Carbon Monoxide and Smoke: The Silent Killers
Each year in the United States there are more than 350,000 home fires. These fires result in over 2,500 deaths every year. Of these deaths, approximately 60% of them occur in homes with no smoke detectors or malfunctioning smoke detectors. On top of that, approximately 200 people are killed each year by carbon monoxide poisoning and about 5,000 people are injured. These deaths most commonly occur where there are improperly used, malfunctioning, or nonexistent carbon monoxide detectors.
Most home fires result in death by smoke inhalation. This occurs when, while sleeping, someone ingest smoke causing suffocation. This most often occurs in the overnight hours and while people within the home are sleeping. If your home is equipped with smoke detectors that are properly functioning, the alarm sounding will awaken everyone and save their lives.
Since there are outward signs of fire, carbon monoxide is an even sneakier subject.
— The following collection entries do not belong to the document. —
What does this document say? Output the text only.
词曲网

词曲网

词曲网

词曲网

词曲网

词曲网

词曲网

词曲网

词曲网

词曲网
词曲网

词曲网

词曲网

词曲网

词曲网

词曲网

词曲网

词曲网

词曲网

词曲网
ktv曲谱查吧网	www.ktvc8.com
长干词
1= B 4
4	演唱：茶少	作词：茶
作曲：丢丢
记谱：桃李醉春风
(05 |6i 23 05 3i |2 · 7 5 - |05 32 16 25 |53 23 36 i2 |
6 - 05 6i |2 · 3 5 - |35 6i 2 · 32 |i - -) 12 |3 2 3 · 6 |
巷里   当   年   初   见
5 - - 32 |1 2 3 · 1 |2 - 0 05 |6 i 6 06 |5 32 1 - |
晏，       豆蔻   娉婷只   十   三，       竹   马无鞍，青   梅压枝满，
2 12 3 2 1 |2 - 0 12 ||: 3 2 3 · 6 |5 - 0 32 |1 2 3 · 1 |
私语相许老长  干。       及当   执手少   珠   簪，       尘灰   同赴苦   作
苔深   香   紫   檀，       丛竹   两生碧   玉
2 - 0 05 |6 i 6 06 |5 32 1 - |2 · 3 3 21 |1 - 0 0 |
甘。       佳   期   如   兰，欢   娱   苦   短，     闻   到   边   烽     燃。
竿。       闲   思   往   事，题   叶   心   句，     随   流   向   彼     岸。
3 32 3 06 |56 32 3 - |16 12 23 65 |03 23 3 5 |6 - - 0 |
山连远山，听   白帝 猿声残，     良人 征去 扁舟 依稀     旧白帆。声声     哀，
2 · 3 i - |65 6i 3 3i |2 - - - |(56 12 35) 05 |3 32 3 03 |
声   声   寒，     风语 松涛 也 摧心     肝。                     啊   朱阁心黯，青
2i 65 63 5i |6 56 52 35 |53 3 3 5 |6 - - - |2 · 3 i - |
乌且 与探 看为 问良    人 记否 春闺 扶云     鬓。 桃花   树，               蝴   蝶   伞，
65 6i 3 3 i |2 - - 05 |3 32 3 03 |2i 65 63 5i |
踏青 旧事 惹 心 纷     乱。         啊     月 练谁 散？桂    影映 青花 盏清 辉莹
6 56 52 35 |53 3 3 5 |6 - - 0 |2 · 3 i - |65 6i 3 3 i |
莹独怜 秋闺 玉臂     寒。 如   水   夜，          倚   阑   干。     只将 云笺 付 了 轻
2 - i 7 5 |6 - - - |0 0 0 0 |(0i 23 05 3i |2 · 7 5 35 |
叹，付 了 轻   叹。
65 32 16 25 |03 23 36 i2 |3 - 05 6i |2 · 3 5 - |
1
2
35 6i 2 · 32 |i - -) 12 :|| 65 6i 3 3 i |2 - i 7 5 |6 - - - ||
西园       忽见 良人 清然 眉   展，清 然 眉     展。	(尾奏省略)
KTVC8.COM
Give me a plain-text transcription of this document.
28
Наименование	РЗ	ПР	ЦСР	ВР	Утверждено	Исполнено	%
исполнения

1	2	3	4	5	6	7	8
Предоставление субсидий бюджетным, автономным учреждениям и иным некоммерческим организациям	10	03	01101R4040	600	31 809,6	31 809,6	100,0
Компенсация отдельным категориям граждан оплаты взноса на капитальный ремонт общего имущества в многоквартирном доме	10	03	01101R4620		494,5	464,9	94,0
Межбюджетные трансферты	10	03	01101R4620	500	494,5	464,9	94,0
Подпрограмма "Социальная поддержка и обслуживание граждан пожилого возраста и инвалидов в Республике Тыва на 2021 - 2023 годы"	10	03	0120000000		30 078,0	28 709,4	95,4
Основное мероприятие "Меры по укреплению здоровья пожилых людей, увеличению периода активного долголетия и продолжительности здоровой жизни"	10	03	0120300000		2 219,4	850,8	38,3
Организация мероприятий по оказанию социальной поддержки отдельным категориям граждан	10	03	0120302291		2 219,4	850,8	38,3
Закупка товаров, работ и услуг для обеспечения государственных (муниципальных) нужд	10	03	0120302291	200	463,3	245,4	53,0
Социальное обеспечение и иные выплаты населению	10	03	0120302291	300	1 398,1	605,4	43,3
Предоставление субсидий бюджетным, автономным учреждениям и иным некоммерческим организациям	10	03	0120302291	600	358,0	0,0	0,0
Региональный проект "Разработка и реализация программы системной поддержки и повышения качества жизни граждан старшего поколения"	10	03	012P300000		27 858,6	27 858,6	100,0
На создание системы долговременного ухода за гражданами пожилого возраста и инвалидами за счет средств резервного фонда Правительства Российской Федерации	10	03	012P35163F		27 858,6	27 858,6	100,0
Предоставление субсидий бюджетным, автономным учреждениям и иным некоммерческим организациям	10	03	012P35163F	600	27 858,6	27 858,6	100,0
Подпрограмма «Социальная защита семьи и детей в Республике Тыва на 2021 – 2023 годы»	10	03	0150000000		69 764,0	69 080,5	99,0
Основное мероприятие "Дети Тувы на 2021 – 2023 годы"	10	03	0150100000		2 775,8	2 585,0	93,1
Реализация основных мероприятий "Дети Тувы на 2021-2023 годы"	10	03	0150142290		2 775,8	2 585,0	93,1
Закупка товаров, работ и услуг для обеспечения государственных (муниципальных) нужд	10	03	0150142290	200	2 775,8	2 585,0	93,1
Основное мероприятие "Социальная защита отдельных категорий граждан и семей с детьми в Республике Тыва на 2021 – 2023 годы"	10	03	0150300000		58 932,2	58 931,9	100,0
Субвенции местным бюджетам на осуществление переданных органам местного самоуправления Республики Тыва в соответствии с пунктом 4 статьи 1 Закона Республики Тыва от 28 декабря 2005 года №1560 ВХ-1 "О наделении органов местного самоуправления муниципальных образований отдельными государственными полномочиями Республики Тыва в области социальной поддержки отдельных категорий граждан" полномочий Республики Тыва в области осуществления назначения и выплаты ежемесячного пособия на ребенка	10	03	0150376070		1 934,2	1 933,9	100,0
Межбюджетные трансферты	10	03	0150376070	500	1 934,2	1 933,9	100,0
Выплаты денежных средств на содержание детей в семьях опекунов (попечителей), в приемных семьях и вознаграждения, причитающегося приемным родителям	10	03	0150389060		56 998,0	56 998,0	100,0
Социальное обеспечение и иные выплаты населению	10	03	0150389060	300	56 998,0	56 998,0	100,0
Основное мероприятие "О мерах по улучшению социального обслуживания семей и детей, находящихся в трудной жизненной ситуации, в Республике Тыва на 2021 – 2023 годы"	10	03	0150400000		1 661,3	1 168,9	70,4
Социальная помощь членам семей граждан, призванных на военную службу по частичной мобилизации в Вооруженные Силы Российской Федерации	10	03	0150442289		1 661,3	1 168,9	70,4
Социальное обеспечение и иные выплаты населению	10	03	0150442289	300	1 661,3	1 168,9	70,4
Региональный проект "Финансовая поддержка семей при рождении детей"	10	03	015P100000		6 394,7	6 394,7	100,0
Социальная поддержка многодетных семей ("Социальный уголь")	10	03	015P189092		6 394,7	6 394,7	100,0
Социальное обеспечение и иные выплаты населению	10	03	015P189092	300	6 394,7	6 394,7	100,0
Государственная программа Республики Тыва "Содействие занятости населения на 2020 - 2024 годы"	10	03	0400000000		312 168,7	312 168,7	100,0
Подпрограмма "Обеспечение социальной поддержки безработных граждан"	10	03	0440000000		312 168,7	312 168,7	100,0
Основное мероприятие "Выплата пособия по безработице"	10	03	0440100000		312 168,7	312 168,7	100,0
Carbon monoxide poisoning can be continuous throughout the day as the dangerous fumes begin to fill a home. In a small home or a home without much drafting, the effects can be felt rather quickly. By installing carbon monoxide detectors in your home, you are securing the safety of everyone who lives within it.
Here are some simple steps everyone can take to protect the lives of everyone in your home:
If you do not currently have smoke detectors or carbon monoxide detectors, contact an electrician to have them installed in your home. It is a requirement that each bedroom in your home have a smoke detector. It is also required that each floor of your home have a smoke detector. A carbon monoxide detector is required within 15' of any sleeping area (bedroom) in your home. In some cases, a smoke and carbon monoxide combo detector can be used in the center point of a hallway so long as it meets the above criteria.
All units/devices in your home must be interconnected and must be 120 volts with a battery back up.
If your detectors are "chirping" make sure to change the batteries immediately to keep them functioning properly.
Test all your detectors by pressing the "test" button on the device to ensure that it is in proper working order. If you feel that your detectors are not functioning due to electrical issues, contact an electrician immediately to have the problem resolved. All devices should be tested once per month.
If your alarm is going off because you are cooking:
Press the "hush" or "silent" button on your device.
Wave a towel in front of the alarm to clear the smoke from the detector.
Open windows or turn on the exhaust fan above your stove to expedite the removal of smoke.